CHP’nin Kültür ve Sanattan Sorumlu Genel Başkan Yardımcısı Karakaş, AKP hükümetinin sanata bakışı hakkında çarpıcı açıklamalar yaptı.
ELBE EXPRESS/RÖPORTAJ
“Bu ülke bir zorbalık bölgesi mi oluyor? Demokrasi bilincinizi yitiriyor musunuz? Medyanızı susturuyor musunuz?”
Ünlü İngiliz sinema yönetmeni ve çağdaş sanatçı Peter Greenaway’in, dün bu sayfalarda, sorulara dönüştürerek açıkladığı düşünceleri, yaşadığımız günleri özetleyiveriyordu.
Greenaway, Türkiye’deki durumun 12 yıl öncesine oranla çok daha kaygı verici olduğunu vurgulamadan edemiyordu. Evet, ülkemizde, ülkemizin sınırları ve yakın sınır ötelerinde “çok sıcak” günler yaşanıyor. İktidar, ağır baskı yasaları çıkartırken, Gezi Direnişi’nde öldürülenlerin katillerini korumaya çalışıyor. Toplumun kutuplara ayrılma süreci her geçen gün biraz daha hızlanıyor.
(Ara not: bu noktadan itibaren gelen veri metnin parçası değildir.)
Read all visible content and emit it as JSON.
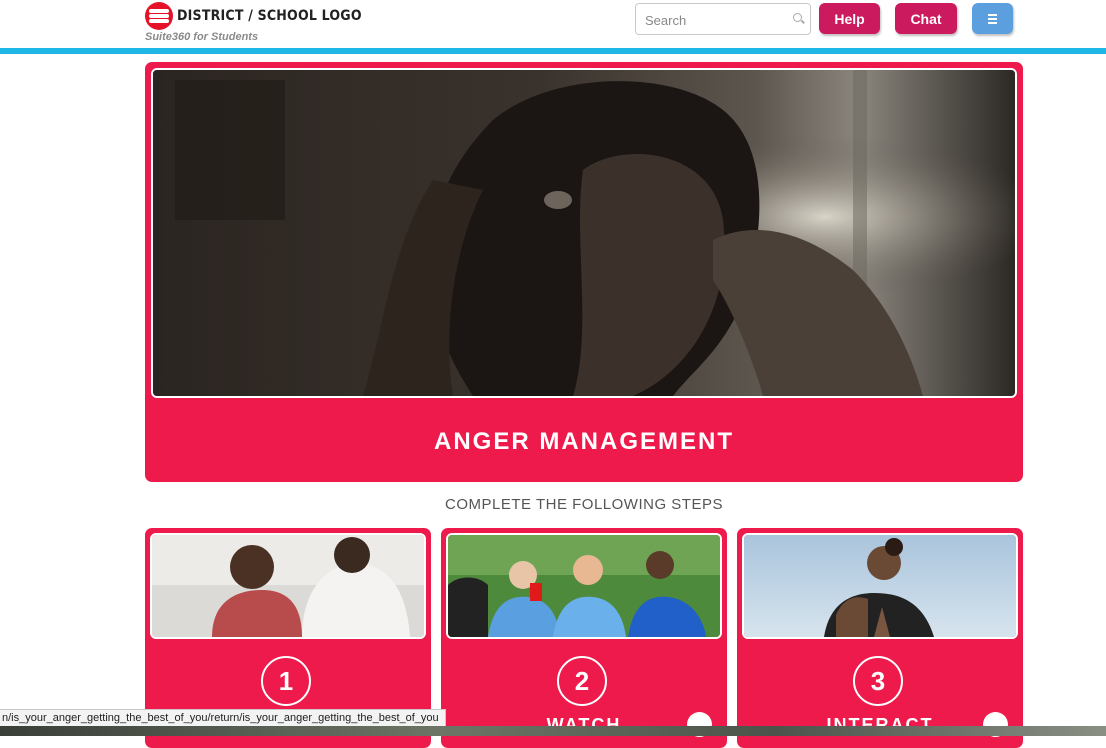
{
  "header": {
    "logo_text": "DISTRICT / SCHOOL LOGO",
    "tagline": "Suite360 for Students",
    "search_placeholder": "Search",
    "help_label": "Help",
    "chat_label": "Chat",
    "menu_icon": "hamburger-menu-icon"
  },
  "hero": {
    "title": "ANGER MANAGEMENT"
  },
  "steps": {
    "heading": "COMPLETE THE FOLLOWING STEPS",
    "cards": [
      {
        "number": "1",
        "label": ""
      },
      {
        "number": "2",
        "label": "WATCH"
      },
      {
        "number": "3",
        "label": "INTERACT"
      }
    ]
  },
  "status_bar": {
    "url": "n/is_your_anger_getting_the_best_of_you/return/is_your_anger_getting_the_best_of_you"
  },
  "colors": {
    "brand_red": "#ee1a4b",
    "button_magenta": "#cc1a5e",
    "menu_blue": "#5b9fde",
    "accent_cyan": "#1fb8e6",
    "logo_red": "#e4132a"
  }
}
Bu yürek yakıcı ortam, olanca ağırlığıyla kültür ve sanat dünyamızın da tepesine çöküyor. Sansürler, yasaklama ve engellemeler, tüm bunların yol açtığı otosansürler
birbirini izliyor.
Böylesi bir dönemde, CHP’nin bir süre önce oluşturduğu Kültür ve Sanat Platformu,
kuşkusuz, daha bir önem ve anlam kazanıyor.
Geçenlerde ana muhalefet partisinin kültür ve sanattan sorumlu Genel BaşkanYardımcısı Ercan Karakaş ve Parti Meclisi üyesi Zeynep Altıok Akatlı gazetemizi ziyaret etti.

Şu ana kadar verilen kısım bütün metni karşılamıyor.